From what I’m hearing, David Limbaugh’s new book, Crimes Against Liberty is THE must-read political book of this election year. After listening to his appearance on The Mark Levin Show, tonight, it sounds like a compact version of what I, and many other bloggers in the conservative blogosphere have been frantically writing about since Obama first appeared on our radar screens. This particular customer was something we’d never seen before as a candidate for high office in this country, (and I’m not talking about the color of his skin, or his “funny name”).
I, for one, realized he was a bad egg, the minute I saw his record of opposition to the Born Alive Infant Protection Act in Illinois. Then I noticed the unnerving pattern of radical supporters and commie friends. Then, I noticed the jarring ease in which he told bold-faced lies. And finally, I noticed his narcissistic qualities, and tendency to bully until he gets his way.
After Obama was elected, he was everything we had feared he would be, and then some.
David Limbaugh sums it all up in his just released book, Crimes Against Liberty: An Indictment of President Barack Obama, which immediately shot up to #2 on the Amazon best seller list.
In it, he pulls no punches… indeed, he told Mark Levin that he believed we were dealing with a de facto dictator, at this point. Levin agreed.
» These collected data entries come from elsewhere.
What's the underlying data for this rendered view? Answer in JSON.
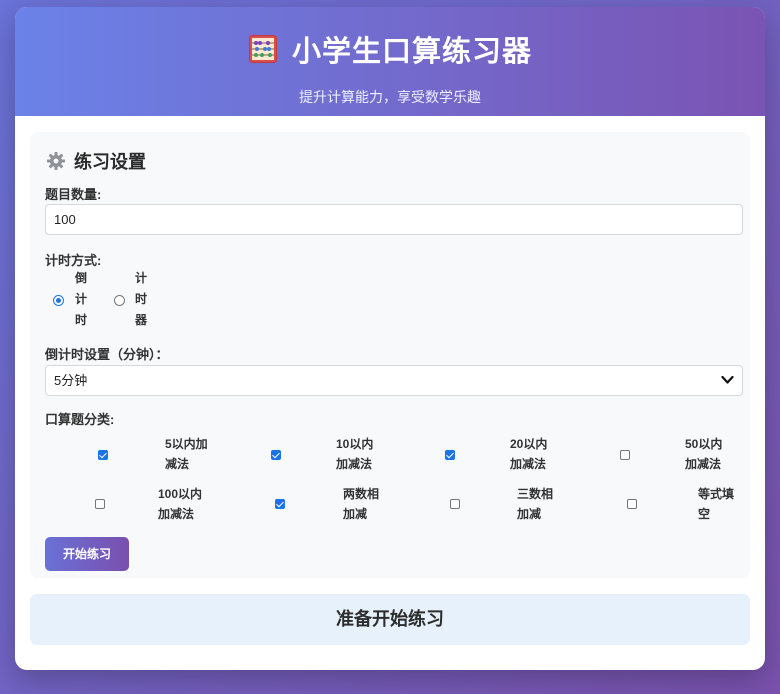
{
  "header": {
    "title": "小学生口算练习器",
    "subtitle": "提升计算能力，享受数学乐趣",
    "icon": "abacus-icon"
  },
  "settings": {
    "title": "练习设置",
    "icon": "gear-icon",
    "question_count": {
      "label": "题目数量:",
      "value": "100"
    },
    "timing": {
      "label": "计时方式:",
      "options": [
        {
          "label": "倒计时",
          "checked": true
        },
        {
          "label": "计时器",
          "checked": false
        }
      ]
    },
    "countdown": {
      "label": "倒计时设置（分钟）：",
      "selected": "5分钟"
    },
    "categories": {
      "label": "口算题分类:",
      "items": [
        {
          "label": "5以内加减法",
          "checked": true
        },
        {
          "label": "10以内加减法",
          "checked": true
        },
        {
          "label": "20以内加减法",
          "checked": true
        },
        {
          "label": "50以内加减法",
          "checked": false
        },
        {
          "label": "100以内加减法",
          "checked": false
        },
        {
          "label": "两数相加减",
          "checked": true
        },
        {
          "label": "三数相加减",
          "checked": false
        },
        {
          "label": "等式填空",
          "checked": false
        }
      ]
    },
    "start_button": "开始练习"
  },
  "status": "准备开始练习",
  "colors": {
    "accent_start": "#6b82e8",
    "accent_end": "#7a54b3",
    "checkbox_checked": "#1a73e8",
    "status_bg": "#e6f1fb"
  }
}
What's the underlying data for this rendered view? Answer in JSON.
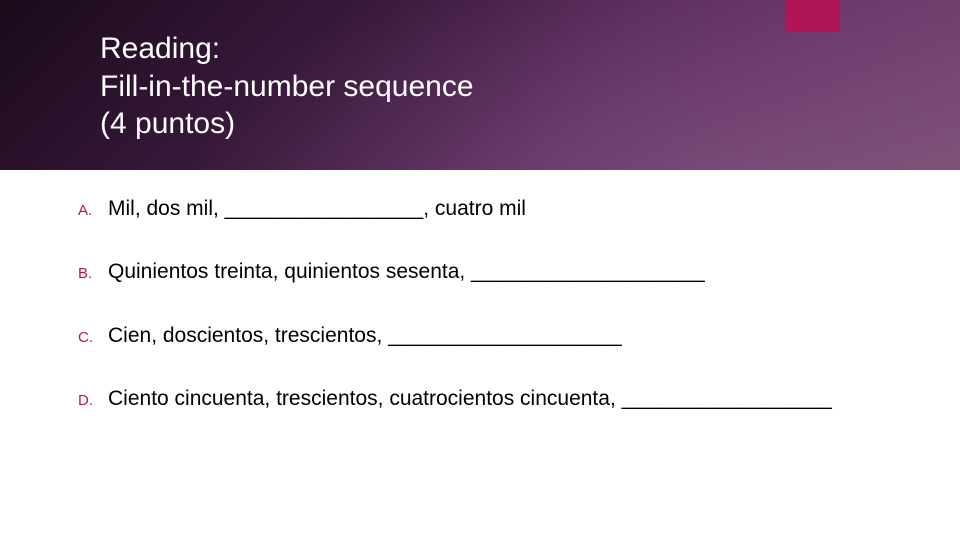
{
  "accent_color": "#b01657",
  "title": {
    "line1": "Reading:",
    "line2": "Fill-in-the-number sequence",
    "line3": "(4 puntos)"
  },
  "questions": [
    {
      "marker": "A.",
      "text": "Mil, dos mil, _________________, cuatro mil"
    },
    {
      "marker": "B.",
      "text": "Quinientos treinta, quinientos sesenta, ____________________"
    },
    {
      "marker": "C.",
      "text": "Cien, doscientos, trescientos, ____________________"
    },
    {
      "marker": "D.",
      "text": "Ciento cincuenta, trescientos, cuatrocientos cincuenta, __________________"
    }
  ]
}
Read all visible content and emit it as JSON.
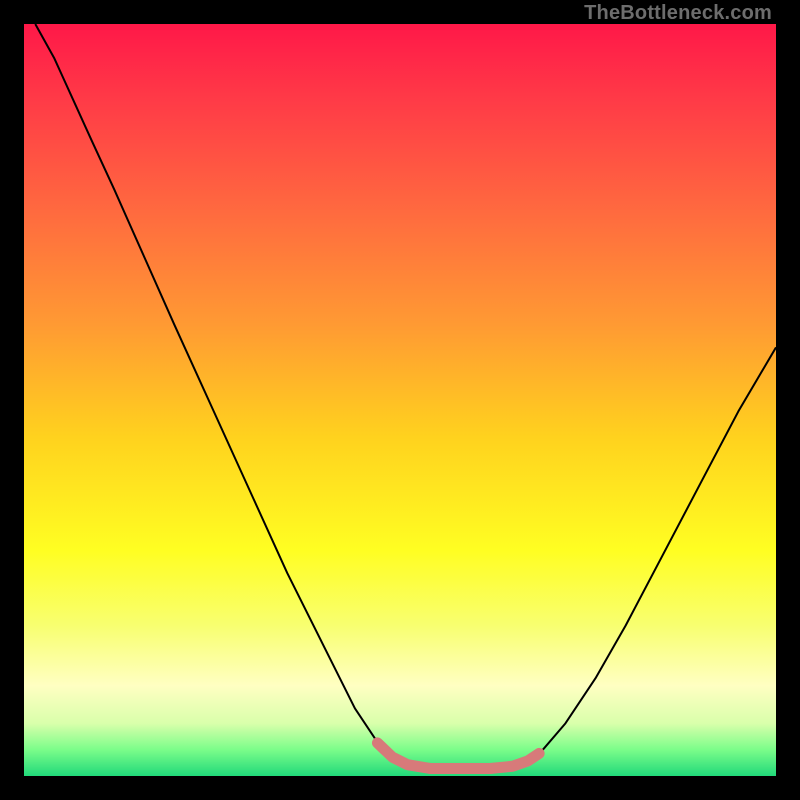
{
  "watermark": "TheBottleneck.com",
  "chart_data": {
    "type": "line",
    "title": "",
    "xlabel": "",
    "ylabel": "",
    "xlim": [
      0,
      100
    ],
    "ylim": [
      0,
      100
    ],
    "grid": false,
    "legend": "none",
    "annotations": [],
    "background_gradient": {
      "stops": [
        {
          "offset": 0.0,
          "color": "#ff1848"
        },
        {
          "offset": 0.1,
          "color": "#ff3a47"
        },
        {
          "offset": 0.25,
          "color": "#ff6a3f"
        },
        {
          "offset": 0.4,
          "color": "#ff9a33"
        },
        {
          "offset": 0.55,
          "color": "#ffd21e"
        },
        {
          "offset": 0.7,
          "color": "#fffe22"
        },
        {
          "offset": 0.8,
          "color": "#f8ff70"
        },
        {
          "offset": 0.88,
          "color": "#ffffc2"
        },
        {
          "offset": 0.93,
          "color": "#d9ffab"
        },
        {
          "offset": 0.965,
          "color": "#7bfd8a"
        },
        {
          "offset": 1.0,
          "color": "#21d97a"
        }
      ]
    },
    "series": [
      {
        "name": "bottleneck-curve",
        "stroke": "#000000",
        "stroke_width": 2,
        "points": [
          {
            "x": 1.5,
            "y": 100.0
          },
          {
            "x": 4.0,
            "y": 95.5
          },
          {
            "x": 5.0,
            "y": 93.3
          },
          {
            "x": 6.5,
            "y": 90.0
          },
          {
            "x": 9.0,
            "y": 84.5
          },
          {
            "x": 12.0,
            "y": 78.0
          },
          {
            "x": 16.0,
            "y": 69.0
          },
          {
            "x": 20.0,
            "y": 60.0
          },
          {
            "x": 25.0,
            "y": 49.0
          },
          {
            "x": 30.0,
            "y": 38.0
          },
          {
            "x": 35.0,
            "y": 27.0
          },
          {
            "x": 40.0,
            "y": 17.0
          },
          {
            "x": 44.0,
            "y": 9.0
          },
          {
            "x": 47.0,
            "y": 4.5
          },
          {
            "x": 49.0,
            "y": 2.5
          },
          {
            "x": 51.0,
            "y": 1.5
          },
          {
            "x": 54.0,
            "y": 1.0
          },
          {
            "x": 58.0,
            "y": 1.0
          },
          {
            "x": 62.0,
            "y": 1.0
          },
          {
            "x": 65.0,
            "y": 1.3
          },
          {
            "x": 67.0,
            "y": 2.0
          },
          {
            "x": 69.0,
            "y": 3.5
          },
          {
            "x": 72.0,
            "y": 7.0
          },
          {
            "x": 76.0,
            "y": 13.0
          },
          {
            "x": 80.0,
            "y": 20.0
          },
          {
            "x": 85.0,
            "y": 29.5
          },
          {
            "x": 90.0,
            "y": 39.0
          },
          {
            "x": 95.0,
            "y": 48.5
          },
          {
            "x": 100.0,
            "y": 57.0
          }
        ]
      },
      {
        "name": "bottom-band",
        "stroke": "#d77a7a",
        "stroke_width": 11,
        "linecap": "round",
        "points": [
          {
            "x": 47.0,
            "y": 4.4
          },
          {
            "x": 49.0,
            "y": 2.5
          },
          {
            "x": 51.0,
            "y": 1.5
          },
          {
            "x": 54.0,
            "y": 1.0
          },
          {
            "x": 58.0,
            "y": 1.0
          },
          {
            "x": 62.0,
            "y": 1.0
          },
          {
            "x": 65.0,
            "y": 1.3
          },
          {
            "x": 67.0,
            "y": 2.0
          },
          {
            "x": 68.5,
            "y": 3.0
          }
        ]
      }
    ]
  }
}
David Limbaugh’s appeared on Hannity, Monday, to promote the book:
Transcript, here.
Megyn Kelly interviewed Limbaugh, on Tuesday:
The Daily Caller is publishing a three part series of excerpts from the the book, part one is here.
A taste:
His abundantly documented radical background soured his taste on America, compelling him to believe America’s wealth and power were “inherited,” rather than inspired by America’s god-fearing founders, who crafted a government designed to establish and maximize individual liberties—a government that has been preserved with the blood, sweat, and tears of generations of Americans.
Ironically, Obama’s domestic policy, foreign policy, and national security prescriptions are the opposite of what America needs. In transforming America to “spread the wealth around,” he is actually spreading the misery around, burying us in debt, and potentially enslaving us to our foreign creditors.
He is reaping destruction in America’s culture, its Constitution, and in every sector of the American economy (save the public sector), administering one kick in the gut after another and inflicting damage from which it will be difficult to recover.
While holding himself out as a post-partisan, post-racial president, he has exacerbated racial tensions, inflamed partisan divisiveness, engaged in acrimonious class warfare, and demonized anyone to the political right of the late Ted Kennedy.
Who is Barack Obama? To say that he has an enormous ego is an understatement. Many commentators, including psychological analysts and foreign leaders, have described him as a narcissist.
Obama’s patent self-confidence is not just posturing. It’s evident he truly believes he is special. He did, after all, pen two largely autobiographical books before he had accomplished much of anything. He once told campaign aide Patrick Gaspard, “I think that I’m a better speechwriter than my speechwriters. I know more about policies on any particular issue than my policy directors. And I’ll tell you right now that . . . I’m a better political director than my political director.”
Obama’s belief that he is a gift to the world is a theme he would carry forward into his presidency. He truly believes he alone has the power to reverse the mess America has allegedly made of world affairs, and that only he can restore America’s supposedly tattered reputation.
Indeed, it often seems that for our president, American policy is not about the United States, but about him personally. At the Summit of the Americas, Obama sat through a 50-minute harangue against the United States by Nicaraguan President Daniel Ortega, who eviscerated the United States for a century of “terroristic” aggression in Central America. When it was Obama’s turn, he did not defend the United States, but made himself the issue: “I’m grateful that President Ortega did not blame me for things that happened when I was three months old.”